Parliament has resumed this week amid a deteriorating economic environment and the Government has announced a massive fiscal stimulus that could ultimately result in a national debt of more than $200 billion.
I’ll be commenting on the stimulus later in the week but today I’d like to confine my comments to the Prime Minister’s essay “The Global Financial Crisis” published in The Monthly magazine.
The treatise goes some way to explaining Mr Rudd’s eclectic range of philosophical positions as an ‘economic conservative’, a ‘Christian Socialist’ and now a ‘Social Democrat’.
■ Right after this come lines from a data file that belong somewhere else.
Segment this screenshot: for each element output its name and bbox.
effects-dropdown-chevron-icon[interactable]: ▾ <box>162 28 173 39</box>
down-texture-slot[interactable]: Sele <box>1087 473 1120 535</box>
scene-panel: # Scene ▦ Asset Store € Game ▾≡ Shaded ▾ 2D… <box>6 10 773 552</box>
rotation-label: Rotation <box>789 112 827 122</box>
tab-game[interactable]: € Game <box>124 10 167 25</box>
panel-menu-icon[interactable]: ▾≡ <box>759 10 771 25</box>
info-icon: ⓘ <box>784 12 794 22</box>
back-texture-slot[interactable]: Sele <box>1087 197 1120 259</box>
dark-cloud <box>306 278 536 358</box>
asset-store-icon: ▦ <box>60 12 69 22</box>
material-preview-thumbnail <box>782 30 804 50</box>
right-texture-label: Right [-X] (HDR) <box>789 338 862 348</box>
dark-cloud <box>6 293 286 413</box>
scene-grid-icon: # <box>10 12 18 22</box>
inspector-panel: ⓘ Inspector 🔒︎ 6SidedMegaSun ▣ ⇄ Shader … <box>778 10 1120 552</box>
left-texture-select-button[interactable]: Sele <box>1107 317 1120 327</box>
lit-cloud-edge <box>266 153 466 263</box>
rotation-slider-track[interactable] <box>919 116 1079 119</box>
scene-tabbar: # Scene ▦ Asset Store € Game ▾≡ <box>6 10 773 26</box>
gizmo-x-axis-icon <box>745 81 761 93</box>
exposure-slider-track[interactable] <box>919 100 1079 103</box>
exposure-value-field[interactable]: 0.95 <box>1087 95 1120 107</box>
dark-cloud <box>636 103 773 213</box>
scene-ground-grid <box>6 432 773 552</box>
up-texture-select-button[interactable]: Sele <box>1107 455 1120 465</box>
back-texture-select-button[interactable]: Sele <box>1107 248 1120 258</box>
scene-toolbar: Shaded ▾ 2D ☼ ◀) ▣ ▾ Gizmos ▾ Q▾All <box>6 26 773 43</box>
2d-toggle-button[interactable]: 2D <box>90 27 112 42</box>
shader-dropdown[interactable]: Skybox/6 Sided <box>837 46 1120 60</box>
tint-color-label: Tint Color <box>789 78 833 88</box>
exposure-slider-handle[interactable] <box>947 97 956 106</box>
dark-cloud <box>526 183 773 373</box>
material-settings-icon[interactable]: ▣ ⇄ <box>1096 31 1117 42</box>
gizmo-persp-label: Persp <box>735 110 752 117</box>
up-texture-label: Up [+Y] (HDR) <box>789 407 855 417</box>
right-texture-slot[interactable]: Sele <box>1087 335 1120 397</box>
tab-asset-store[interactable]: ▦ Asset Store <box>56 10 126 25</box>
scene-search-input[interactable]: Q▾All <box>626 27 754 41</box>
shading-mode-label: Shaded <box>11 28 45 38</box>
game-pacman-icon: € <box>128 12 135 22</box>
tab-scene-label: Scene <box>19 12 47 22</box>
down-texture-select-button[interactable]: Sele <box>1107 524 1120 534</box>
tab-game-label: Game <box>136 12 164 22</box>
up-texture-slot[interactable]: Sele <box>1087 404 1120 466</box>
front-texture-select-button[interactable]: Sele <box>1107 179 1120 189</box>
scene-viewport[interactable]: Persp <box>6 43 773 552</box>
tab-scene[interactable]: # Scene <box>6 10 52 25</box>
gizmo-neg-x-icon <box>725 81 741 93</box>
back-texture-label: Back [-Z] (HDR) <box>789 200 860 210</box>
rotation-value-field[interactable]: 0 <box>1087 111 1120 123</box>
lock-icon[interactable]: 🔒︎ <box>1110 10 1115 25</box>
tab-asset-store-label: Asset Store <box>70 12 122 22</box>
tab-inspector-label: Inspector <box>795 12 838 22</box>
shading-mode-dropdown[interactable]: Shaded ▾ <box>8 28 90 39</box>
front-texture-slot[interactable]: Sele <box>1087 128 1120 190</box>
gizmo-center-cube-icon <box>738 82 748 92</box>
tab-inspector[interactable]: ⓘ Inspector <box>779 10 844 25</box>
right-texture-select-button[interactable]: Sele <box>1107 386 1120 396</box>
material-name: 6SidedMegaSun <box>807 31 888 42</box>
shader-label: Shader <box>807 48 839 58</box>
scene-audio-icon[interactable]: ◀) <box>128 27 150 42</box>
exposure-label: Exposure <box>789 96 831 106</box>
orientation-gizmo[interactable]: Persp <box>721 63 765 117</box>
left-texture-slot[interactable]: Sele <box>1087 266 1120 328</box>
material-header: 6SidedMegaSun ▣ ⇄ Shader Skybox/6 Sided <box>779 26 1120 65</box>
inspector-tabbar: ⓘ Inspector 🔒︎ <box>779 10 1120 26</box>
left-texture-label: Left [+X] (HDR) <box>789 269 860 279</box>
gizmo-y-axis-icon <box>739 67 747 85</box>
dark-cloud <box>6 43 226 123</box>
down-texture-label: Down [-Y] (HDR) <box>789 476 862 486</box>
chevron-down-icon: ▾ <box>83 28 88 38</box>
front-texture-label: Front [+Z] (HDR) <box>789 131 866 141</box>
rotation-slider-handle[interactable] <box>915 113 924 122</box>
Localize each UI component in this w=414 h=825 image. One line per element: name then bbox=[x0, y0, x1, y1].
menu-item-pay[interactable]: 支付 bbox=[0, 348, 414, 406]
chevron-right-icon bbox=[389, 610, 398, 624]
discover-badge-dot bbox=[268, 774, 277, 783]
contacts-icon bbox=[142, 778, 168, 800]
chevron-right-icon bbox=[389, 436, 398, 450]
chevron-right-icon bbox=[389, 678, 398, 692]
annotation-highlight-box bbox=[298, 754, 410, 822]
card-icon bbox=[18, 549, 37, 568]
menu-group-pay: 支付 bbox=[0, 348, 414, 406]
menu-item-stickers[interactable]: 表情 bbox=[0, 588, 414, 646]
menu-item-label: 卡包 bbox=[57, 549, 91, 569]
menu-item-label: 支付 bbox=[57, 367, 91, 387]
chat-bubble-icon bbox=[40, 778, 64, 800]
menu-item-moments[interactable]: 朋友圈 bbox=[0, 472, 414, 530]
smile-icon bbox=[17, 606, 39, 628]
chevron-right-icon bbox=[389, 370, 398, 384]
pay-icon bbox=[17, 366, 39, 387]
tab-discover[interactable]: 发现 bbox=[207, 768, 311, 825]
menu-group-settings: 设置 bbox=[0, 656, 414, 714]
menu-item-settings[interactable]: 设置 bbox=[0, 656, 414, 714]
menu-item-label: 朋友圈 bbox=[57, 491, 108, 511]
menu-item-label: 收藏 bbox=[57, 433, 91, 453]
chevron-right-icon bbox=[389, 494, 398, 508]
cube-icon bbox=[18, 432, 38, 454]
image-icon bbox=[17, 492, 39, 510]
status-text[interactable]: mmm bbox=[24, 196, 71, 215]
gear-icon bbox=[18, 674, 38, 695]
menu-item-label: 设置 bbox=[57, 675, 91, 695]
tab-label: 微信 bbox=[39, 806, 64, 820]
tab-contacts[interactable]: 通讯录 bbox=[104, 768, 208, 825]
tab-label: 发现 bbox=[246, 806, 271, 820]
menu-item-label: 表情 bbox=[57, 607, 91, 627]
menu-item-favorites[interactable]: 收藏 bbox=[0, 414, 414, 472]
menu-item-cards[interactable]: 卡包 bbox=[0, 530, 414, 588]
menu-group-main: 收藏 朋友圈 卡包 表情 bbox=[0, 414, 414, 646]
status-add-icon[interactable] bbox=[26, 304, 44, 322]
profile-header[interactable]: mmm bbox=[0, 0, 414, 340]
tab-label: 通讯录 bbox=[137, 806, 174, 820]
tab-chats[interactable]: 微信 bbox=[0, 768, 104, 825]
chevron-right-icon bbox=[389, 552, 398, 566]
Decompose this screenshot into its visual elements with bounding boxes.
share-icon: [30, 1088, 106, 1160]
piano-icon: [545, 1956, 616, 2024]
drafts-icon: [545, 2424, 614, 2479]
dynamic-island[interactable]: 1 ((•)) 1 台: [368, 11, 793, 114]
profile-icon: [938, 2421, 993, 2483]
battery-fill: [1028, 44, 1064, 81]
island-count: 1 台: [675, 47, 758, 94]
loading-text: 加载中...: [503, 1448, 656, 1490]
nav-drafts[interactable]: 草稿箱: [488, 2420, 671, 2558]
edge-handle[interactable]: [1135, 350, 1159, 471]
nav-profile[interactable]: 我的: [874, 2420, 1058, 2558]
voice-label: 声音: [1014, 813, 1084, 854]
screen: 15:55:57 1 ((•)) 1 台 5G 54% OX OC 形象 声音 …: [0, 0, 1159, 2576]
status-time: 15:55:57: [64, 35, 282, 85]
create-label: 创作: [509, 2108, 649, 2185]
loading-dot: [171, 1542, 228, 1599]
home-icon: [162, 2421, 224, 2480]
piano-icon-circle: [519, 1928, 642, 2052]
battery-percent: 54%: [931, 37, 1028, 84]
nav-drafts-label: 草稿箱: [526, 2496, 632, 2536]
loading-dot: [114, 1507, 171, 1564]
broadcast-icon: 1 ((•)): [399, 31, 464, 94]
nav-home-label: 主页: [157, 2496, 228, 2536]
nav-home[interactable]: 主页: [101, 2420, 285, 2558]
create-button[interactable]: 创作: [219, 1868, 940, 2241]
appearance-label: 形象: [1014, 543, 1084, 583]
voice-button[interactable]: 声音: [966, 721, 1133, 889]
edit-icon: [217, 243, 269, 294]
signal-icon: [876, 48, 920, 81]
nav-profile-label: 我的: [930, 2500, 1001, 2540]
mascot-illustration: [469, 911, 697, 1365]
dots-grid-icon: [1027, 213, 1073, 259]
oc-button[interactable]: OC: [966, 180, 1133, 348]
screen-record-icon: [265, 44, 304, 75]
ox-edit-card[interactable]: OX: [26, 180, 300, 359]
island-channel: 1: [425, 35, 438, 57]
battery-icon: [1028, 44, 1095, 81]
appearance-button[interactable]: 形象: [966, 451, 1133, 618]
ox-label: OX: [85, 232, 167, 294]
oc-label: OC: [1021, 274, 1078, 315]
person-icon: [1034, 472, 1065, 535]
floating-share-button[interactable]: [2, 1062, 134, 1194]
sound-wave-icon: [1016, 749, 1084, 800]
It’s as if Mr Rudd has a dream coat that changes colour to suit his own political needs at the time. It’s already changed from red to blue to pale pink, reflecting his economic and philosophical journey.
His broad-ranging attack on free markets, capitalism and his new theory of ‘neo-liberalism’ contains any number of contradictions that raise many questions. Not least of which is: “What does this man really believe?”
In channelling discredited economist John Maynard Keynes – whom he described as a successful speculator, despite the fact Keynes twice near lost everything by speculating in the financial markets – Rudd attacks free markets and supports increased levels of government intervention.
But later, Rudd refers to a number of crises that contributed to the current economic environment. He refers to the 1987 stock-market crash, the Gulf War, the 1994 Mexican crisis, the Asian financial crisis and the dot com bubble.
I agree with Mr Rudd when he says that it was the intervention of the US Federal Reserve, riding to the rescue of embattled investors, that added more fuel to the fire. In fact I have written similar things myself.
We differ though in the conclusions we draw. Mr Rudd uses the interventions as an argument against free markets and capitalism. I see it differently. Government intervention to ameliorate investors from losses when they got carried away only delayed financial reckoning day.
But each day of delay in accepting the consequences of irrational exuberance only made the problem worse. We are now facing the results of those poor decisions involving government intervention.
Mr Rudd has certainly put on another economic skin under the guise of being a social democrat but his logic is as flawed as his handling of the Australian economy.